Глупая девчонка! Она действительно надеялась удрать от него? Надо полагать, причины ее недавней покорности объяснялись именно тем, что она думала усыпить его бдительность. Обмануть его, одурачить и бросить. Бросить! Это слово билось в висках, вызывая перед глазами вспышки красных точек – то кипела в нем ярость от того, что она посмела желать от него уйти. С губ сорвался резкий полусмех-полурык – он потешался над всей этой ситуацией. Над своей внезапной наивностью, над ее бесполезной дуростью. Глупая, глупая Марина…
Ему стоило понять сразу – она так просто не сдастся. Ему стоило распознать ее лживость, ведь он давно научился видеть людей насквозь. Ему стоило отдать ее кому-то другому, а не носиться с ней как с писаной торбой. Ну ничего, теперь он с удовольствием покажет ей, что бывает с теми, кто нарушает его правила. Что бывает с теми, кто предает его.
Да, во всем случившемся он видел не уплывающие от него деньги, а то, что она желала избавиться именно от него. В то время, как он едва не подыхал от желания ею обладать. В то время как он испытывал несвойственные себе эмоции. В то время, как ему было мало ее, как бывает мало воздуха погибающему от удушья.
Она себе на грех будила в нем зверя, и сейчас этот зверь дошел до края безумия и ярости.
Он добежал до места в тот самый момент, когда она уже перекинула одну ногу через забор и собиралась перелезть, наверняка предвкушая свободу. Какой-то животный звук сорвался с губ и в один короткий рывок Паоло оказался у ограды. Пальцы стальным хватом сжались на щиколотке той ноги Марины, что была для него досягаема, и неестественно спокойно, с вкрадчивой лаской в голосе, Паоло поинтересовался:
- Далеко собралась, cara mia?*
Она резко обернулась и вспышка ужаса в больших голубых глазах вызвала у него хищную улыбку. Марина резко дернулась, надеясь вырвать ногу из плена его пальцев, но он держал крепко, так крепко, что казалось – если сожмет ещё сильнее – услышит хруст хрупких костей.

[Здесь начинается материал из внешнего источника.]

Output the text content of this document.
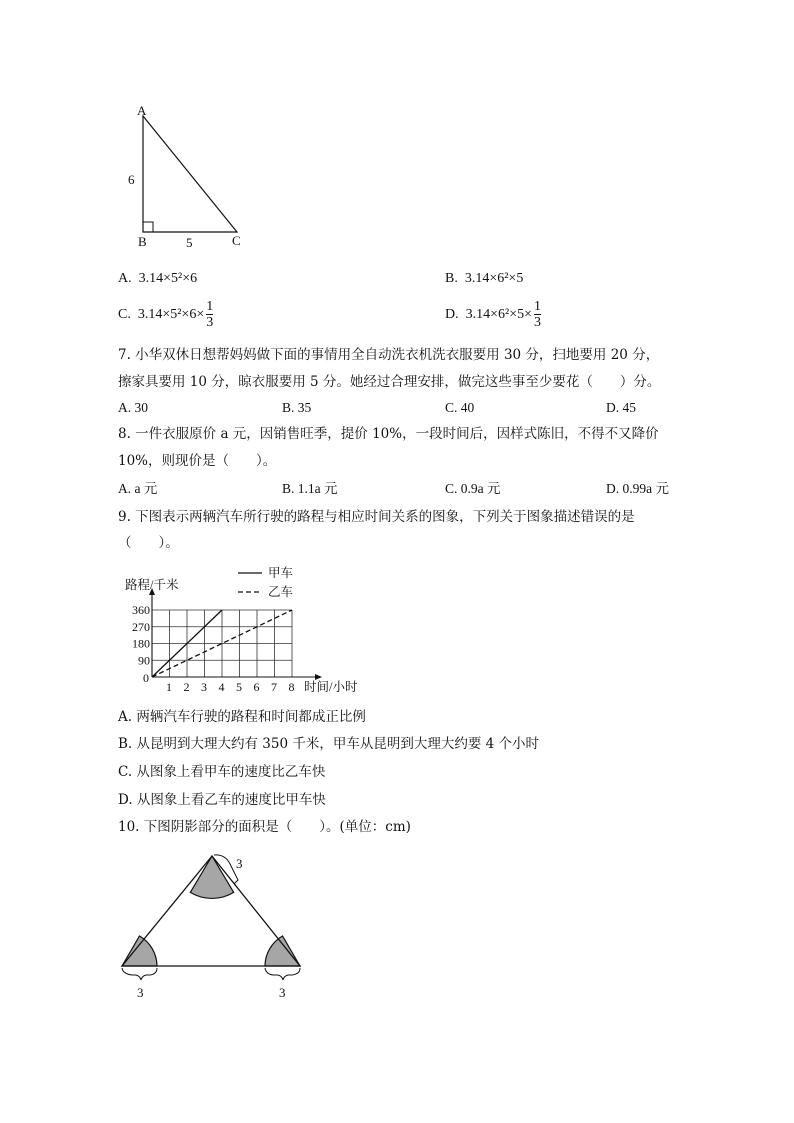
A
B	C
6
5
A. 3.14×5²×6	B. 3.14×6²×5
C. $3.14\times 5^2\times 6\times \frac{1}{3}$	D. $3.14\times 6^2\times 5\times \frac{1}{3}$
7. 小华双休日想帮妈妈做下面的事情用全自动洗衣机洗衣服要用 30 分，扫地要用 20 分，
擦家具要用 10 分，晾衣服要用 5 分。她经过合理安排，做完这些事至少要花（　　）分。
A. 30	B. 35	C. 40	D. 45
8. 一件衣服原价 a 元，因销售旺季，提价 10%，一段时间后，因样式陈旧，不得不又降价
10%，则现价是（　　）。
A. a 元	B. 1.1a 元	C. 0.9a 元	D. 0.99a 元
9. 下图表示两辆汽车所行驶的路程与相应时间关系的图象，下列关于图象描述错误的是
（　　）。
0
1 2 3 4 5 6 7 8
90
180
270
360
甲车
乙车
路程/千米
时间/小时
A. 两辆汽车行驶的路程和时间都成正比例
B. 从昆明到大理大约有 350 千米，甲车从昆明到大理大约要 4 个小时
C. 从图象上看甲车的速度比乙车快
D. 从图象上看乙车的速度比甲车快
10. 下图阴影部分的面积是（　　）。(单位：cm)
3
3	3
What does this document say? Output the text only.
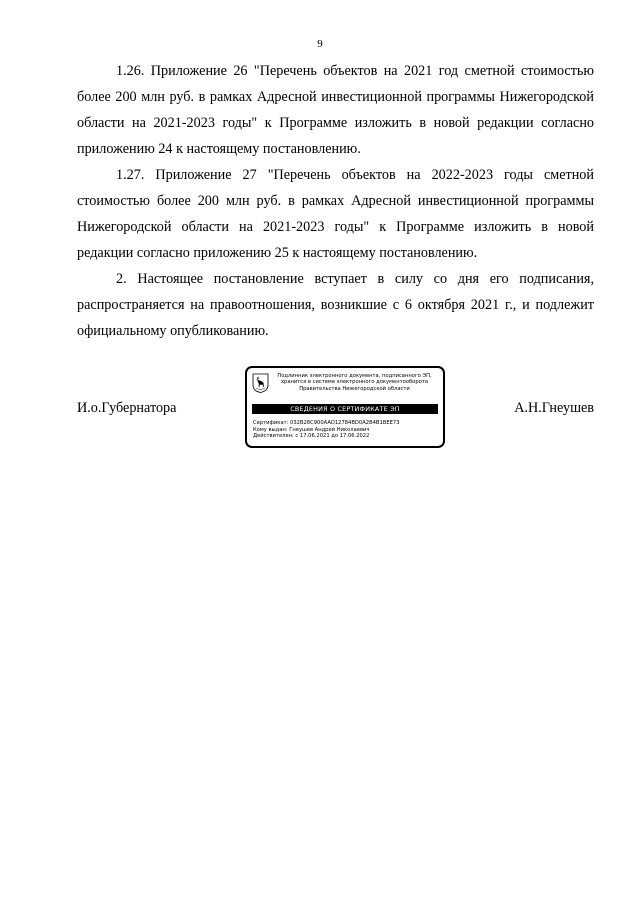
9

1.26. Приложение 26 "Перечень объектов на 2021 год сметной стоимостью более 200 млн руб. в рамках Адресной инвестиционной программы Нижегородской области на 2021-2023 годы" к Программе изложить в новой редакции согласно приложению 24 к настоящему постановлению.

1.27. Приложение 27 "Перечень объектов на 2022-2023 годы сметной стоимостью более 200 млн руб. в рамках Адресной инвестиционной программы Нижегородской области на 2021-2023 годы" к Программе изложить в новой редакции согласно приложению 25 к настоящему постановлению.

2. Настоящее постановление вступает в силу со дня его подписания, распространяется на правоотношения, возникшие с 6 октября 2021 г., и подлежит официальному опубликованию.

И.о.Губернатора
Подлинник электронного документа, подписанного ЭП,
хранится в системе электронного документооборота
Правительства Нижегородской области
СВЕДЕНИЯ О СЕРТИФИКАТЕ ЭП
Сертификат: 032B28C900AAD12784BD0A2B4B1BEE73
Кому выдан: Гнеушев Андрей Николаевич
Действителен: с 17.06.2021 до 17.06.2022
А.Н.Гнеушев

Он потянул ее к себе, собираясь стащить с забора, но она не сдавалась. Даже попыталась лягнуть его ногой, а когда он, не без труда увернувшись, резко дернул ее на себя, заставляя упасть ему в объятья, пустила в ход ногти. Их острые кончики впились в его лицо и остервенело проехались от скулы до рта, оставляя после себя кровавую дорожку. Он взревел от боли и попытался перехватить ее руки, но она продолжала вырываться с какой-то нечеловеческой силой, пребывая в полном неистовстве.
- Пусти! Пусти меня! – истошный крик ударил по нервам, вызывая желание пустить в ход силу, чего никогда не делал прежде, как ни ненавидел женщин. Это было его личное табу. Но теперь - впервые в жизни – он был чудовищно близок к запретной черте, находясь на пределе контроля и разума.
Заведя руки Марины ей за спину, он сцепил ее запястья одной рукой, а второй сгреб волосы в охапку и дёрнул – так, чтобы от этого болезненного движения она отрезвела.
- Успокойся! – приказал резко и хлестко, прожигая Марину взглядом насквозь. – Иначе я найду способ привести тебя в чувство, но он тебе не понравится.